Catalyst Kids teachers at Madison Migrant Centers have implemented Fuel Their Minds activities for more than 10 years. In 2024, they developed a fruit and vegetable extension activity to further incorporate nutrition activities with children in their care. One teacher shared, “We extended [the Very Hungry Caterpillar] activity to try all the fruit that the caterpillar ate when making fruit kebabs."
During the 2024-2025 school year, more than 787 students tried a novel food with 78% expressing willingness to try the target food again. After one tasting, a teacher shared, “I enjoy the taste tests because afterwards, children were more open to trying new foods in the classroom and at home.”

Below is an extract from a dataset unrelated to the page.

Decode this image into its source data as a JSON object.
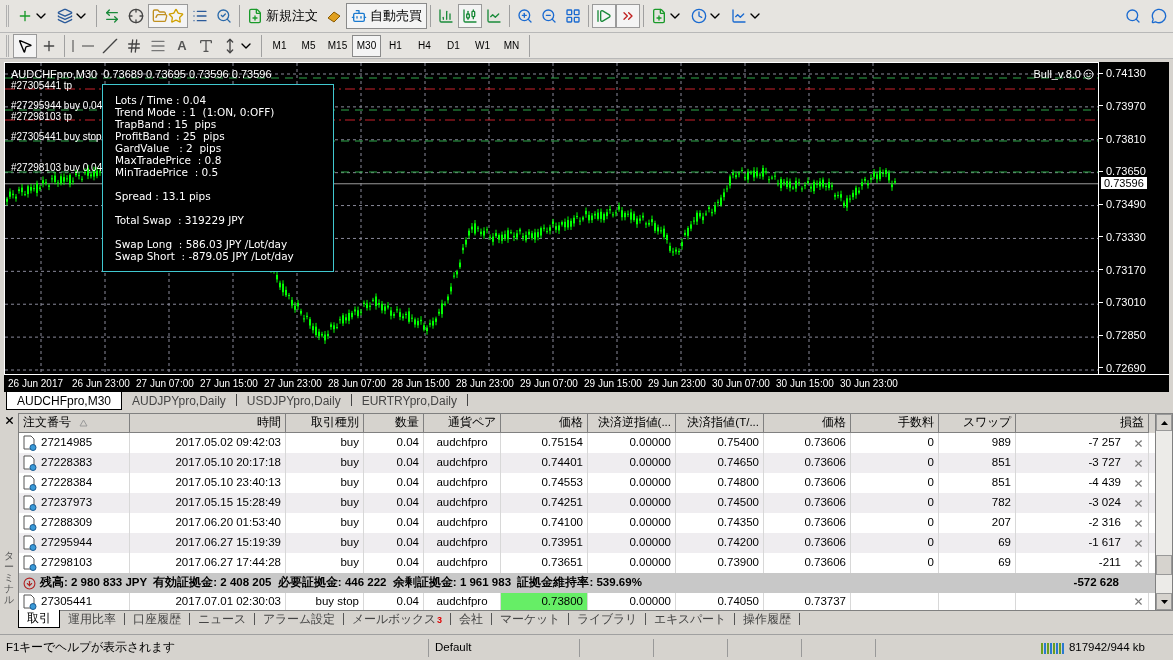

Materials were used in one of the first federally funded large scale research studies to address childhood obesity at the population level in the nation. Results showed an increase in fruit and vegetable consumption amongst participants. These findings support the use of educational materials with young children to increase fruit and vegetable consumption and develop lifelong healthy habits that lower disease risk and improve quality of life.
Due to the elimination of the federal SNAP-Ed funding and national policies that do not allow the Expanded Food and Nutrition Education Program to directly educate young children, this program will be ending in 2026.